Thursday, May 9, 2013

The Missing Azalea Bush


Hubby and I have been working on the yard, getting things pretty and planting flowers.  He mows and runs the weedeater, and I'm in charge of planting flowers and pulling weeds in the beds.  All my roses are starting to bloom so pretty and the laurel bushes have pretty white flowers on them.  I've got pansies in flower boxes and pots that came up again from last year and the boxwoods are so big they are definitely going to need trimming this year.  The hostas and daylillies are popping up, with the little pink carnations and purple catmint that come up every year.  Everything is so green and lush.

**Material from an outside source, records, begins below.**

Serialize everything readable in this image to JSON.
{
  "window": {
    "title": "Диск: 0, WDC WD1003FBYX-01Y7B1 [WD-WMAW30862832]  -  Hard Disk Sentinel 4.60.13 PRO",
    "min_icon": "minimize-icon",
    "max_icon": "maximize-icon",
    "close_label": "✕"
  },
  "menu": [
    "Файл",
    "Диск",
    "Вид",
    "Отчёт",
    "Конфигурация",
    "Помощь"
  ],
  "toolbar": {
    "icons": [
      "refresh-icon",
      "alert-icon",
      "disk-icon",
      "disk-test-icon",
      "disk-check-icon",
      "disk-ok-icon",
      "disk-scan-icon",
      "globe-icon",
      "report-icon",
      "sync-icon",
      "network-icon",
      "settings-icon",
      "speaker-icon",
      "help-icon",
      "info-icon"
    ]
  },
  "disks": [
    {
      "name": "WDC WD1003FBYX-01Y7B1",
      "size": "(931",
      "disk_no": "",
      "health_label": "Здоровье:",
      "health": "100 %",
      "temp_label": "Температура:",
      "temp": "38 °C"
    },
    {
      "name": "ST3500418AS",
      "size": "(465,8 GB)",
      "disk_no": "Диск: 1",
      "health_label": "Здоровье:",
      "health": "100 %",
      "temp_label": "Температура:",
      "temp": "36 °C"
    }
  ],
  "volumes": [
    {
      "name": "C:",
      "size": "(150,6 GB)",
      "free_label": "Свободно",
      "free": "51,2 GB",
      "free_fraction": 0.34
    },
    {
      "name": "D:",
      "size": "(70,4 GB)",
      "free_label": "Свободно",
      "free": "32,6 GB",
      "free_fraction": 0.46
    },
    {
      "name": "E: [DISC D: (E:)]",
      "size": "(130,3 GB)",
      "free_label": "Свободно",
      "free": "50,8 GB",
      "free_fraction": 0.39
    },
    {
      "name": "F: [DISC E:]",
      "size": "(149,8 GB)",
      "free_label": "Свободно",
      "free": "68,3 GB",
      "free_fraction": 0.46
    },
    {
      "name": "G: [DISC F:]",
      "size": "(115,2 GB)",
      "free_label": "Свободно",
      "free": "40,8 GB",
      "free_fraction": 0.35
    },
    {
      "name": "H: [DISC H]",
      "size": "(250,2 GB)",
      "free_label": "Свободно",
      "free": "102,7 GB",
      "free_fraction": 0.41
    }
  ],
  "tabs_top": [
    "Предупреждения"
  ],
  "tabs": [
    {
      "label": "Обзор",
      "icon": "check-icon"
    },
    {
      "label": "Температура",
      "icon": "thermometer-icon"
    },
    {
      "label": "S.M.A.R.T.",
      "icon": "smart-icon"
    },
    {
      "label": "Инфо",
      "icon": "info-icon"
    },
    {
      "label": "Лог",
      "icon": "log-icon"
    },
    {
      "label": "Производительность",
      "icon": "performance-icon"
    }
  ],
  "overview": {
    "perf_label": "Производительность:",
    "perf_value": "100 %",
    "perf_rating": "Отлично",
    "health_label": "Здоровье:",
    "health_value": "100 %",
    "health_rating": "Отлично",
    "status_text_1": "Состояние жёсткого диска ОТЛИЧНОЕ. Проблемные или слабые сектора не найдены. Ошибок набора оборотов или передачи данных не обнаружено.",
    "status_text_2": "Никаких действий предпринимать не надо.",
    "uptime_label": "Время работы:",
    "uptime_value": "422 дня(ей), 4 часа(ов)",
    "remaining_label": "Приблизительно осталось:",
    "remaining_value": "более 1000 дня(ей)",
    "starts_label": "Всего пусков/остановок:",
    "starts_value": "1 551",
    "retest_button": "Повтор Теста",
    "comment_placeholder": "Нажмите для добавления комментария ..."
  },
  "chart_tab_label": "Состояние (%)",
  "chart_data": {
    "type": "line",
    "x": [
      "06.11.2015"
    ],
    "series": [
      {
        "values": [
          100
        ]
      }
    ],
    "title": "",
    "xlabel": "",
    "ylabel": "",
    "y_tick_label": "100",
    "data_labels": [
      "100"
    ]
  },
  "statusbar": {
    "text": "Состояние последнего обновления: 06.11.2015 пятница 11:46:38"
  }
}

As I pulled out of the driveway this morning, I scanned across the front flowerbeds admiring my pretty rosebushes when it struck me.  My beautiful pink azalea bush was gone!  I planted it about three years ago, in the flowerbed right in front of my laurels.  Hubby bought it for me on a trip to the hardware store and every year it doubled in size.  It always looked so pretty with it's bright pink blooms.  I stopped the car and looked again, thinking maybe I just wasn't seeing it because it wasn't blooming yet, but no, there was no bush at all.  Just a big empty spot where it should have been.  What in the world?  Where could it have gone?

All the way to work I was worrying about where my azalea bush had gone.  Surely no one would have taken it!  If it had died, there would be something left there for me to see, wouldn't there?  And who would steal an azalea bush, for heaven's sake?

Maybe a little bird family had a nest in it, and the Papa bird got relocated for his job at the worm factory and they had to move.  The poor little Mama bird couldn't bear to leave her beautiful home, so they found some way to uproot the bush and take it with them.  That could happen, right?

Or maybe the azalea bush was lonely there in front of those laurels, competing with the snobby rose bush that towered over it, always blooming so profusely.  Maybe the azalea bush was homesick, missing it's family and just uprooted itself and walked back home to where it came from.

Regardless of what happened, my azalea bush is gone and it's a mystery for sure.  I guess I'll be going to the nursery this weekend to pick out something else to take it's place.  I'll miss you sweet azalea bush!